The 1% network took part in the demonstration – not to support the demands of the ICTU leadership, but to outline an alternative, not in the expectation that the ICTU leadership would be convinced but because we want to make the argument to the thousands of workers who took part that it is up to all of us to organise what is needed, a general strike against Government austerity measures that are being imposed without any mandate from the Irish people. The 1% network had the slogan ‘The 1% have the Wealth – We have to take the Power’. The Network argued for the Trade Union movement to instigate a grassroots resistance to the cuts in workplaces and community associations, to begin to build a strong, united campaign and to begin the process of working towards that general strike.

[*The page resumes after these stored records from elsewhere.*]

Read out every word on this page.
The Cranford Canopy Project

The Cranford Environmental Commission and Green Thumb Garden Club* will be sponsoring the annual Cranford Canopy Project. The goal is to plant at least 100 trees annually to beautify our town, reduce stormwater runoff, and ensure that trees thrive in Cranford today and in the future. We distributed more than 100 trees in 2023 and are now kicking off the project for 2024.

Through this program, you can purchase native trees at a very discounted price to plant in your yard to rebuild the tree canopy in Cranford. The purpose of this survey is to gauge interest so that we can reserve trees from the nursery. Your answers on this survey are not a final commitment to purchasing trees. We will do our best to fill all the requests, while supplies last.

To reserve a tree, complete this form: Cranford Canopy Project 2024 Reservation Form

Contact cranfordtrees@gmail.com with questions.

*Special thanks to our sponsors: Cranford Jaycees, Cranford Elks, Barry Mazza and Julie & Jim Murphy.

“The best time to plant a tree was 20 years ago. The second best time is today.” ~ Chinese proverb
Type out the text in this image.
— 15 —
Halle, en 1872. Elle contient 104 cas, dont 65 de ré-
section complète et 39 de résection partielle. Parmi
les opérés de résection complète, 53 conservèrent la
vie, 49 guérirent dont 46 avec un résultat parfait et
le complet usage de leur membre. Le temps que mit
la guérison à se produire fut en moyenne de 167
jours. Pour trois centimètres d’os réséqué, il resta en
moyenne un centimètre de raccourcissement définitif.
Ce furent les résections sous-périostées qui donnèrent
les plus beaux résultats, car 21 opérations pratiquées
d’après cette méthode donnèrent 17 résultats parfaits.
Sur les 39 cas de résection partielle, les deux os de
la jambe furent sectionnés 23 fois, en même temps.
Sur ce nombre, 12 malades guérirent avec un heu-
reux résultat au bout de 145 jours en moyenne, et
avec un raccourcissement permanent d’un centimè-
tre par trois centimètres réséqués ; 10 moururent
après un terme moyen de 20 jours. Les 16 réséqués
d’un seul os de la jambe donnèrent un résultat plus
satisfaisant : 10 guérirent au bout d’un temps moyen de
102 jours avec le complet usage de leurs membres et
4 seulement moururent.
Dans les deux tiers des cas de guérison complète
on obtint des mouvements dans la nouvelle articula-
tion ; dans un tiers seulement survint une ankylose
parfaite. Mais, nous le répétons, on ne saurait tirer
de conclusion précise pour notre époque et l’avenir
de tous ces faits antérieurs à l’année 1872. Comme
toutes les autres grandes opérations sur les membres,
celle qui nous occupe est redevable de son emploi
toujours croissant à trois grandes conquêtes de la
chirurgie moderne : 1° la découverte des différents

The union bureaucracy, which is joined at the hip to the Labour Party, is scared stiff of the movement that is welling up beneath it. During their ongoing negotiations with the Government on alternative ways of cutting the public sector budget, they suggested they could offer “more for less”, and were willing to trade up to 15,000 public sector redundancies and ‘worker flexibility’ if pay cuts were withdrawn. The union bureaucracy even offered to give up over-time rates in hospitals by allowing its members to be rostered to work anytime from 8am to 8pm. But even after they had got on their knees, the Fianna Fáil-Green government arrogantly replied “Not nearly enough”.
This rebuff has signalled the death of social partnership and means that the union leaders are now under the spotlight as many ask: will they lead a fight? Up to now they are showing extreme reluctance to do so. They are reeling from the collapse of a cosy 22-year relationship with the State and are desperate to avoid a strategy of national stoppages to drive a deeply unpopular government out of office. The 1% Network is trying to raise consciousness amongst the working class that Capitalism is the cause and socialism is the cure, and that Tweedledum (Fianna Fail) being replaced by Tweedledee (Fine Gael) will only further erode workers’ living standards and increase the wealth of the exploiting class.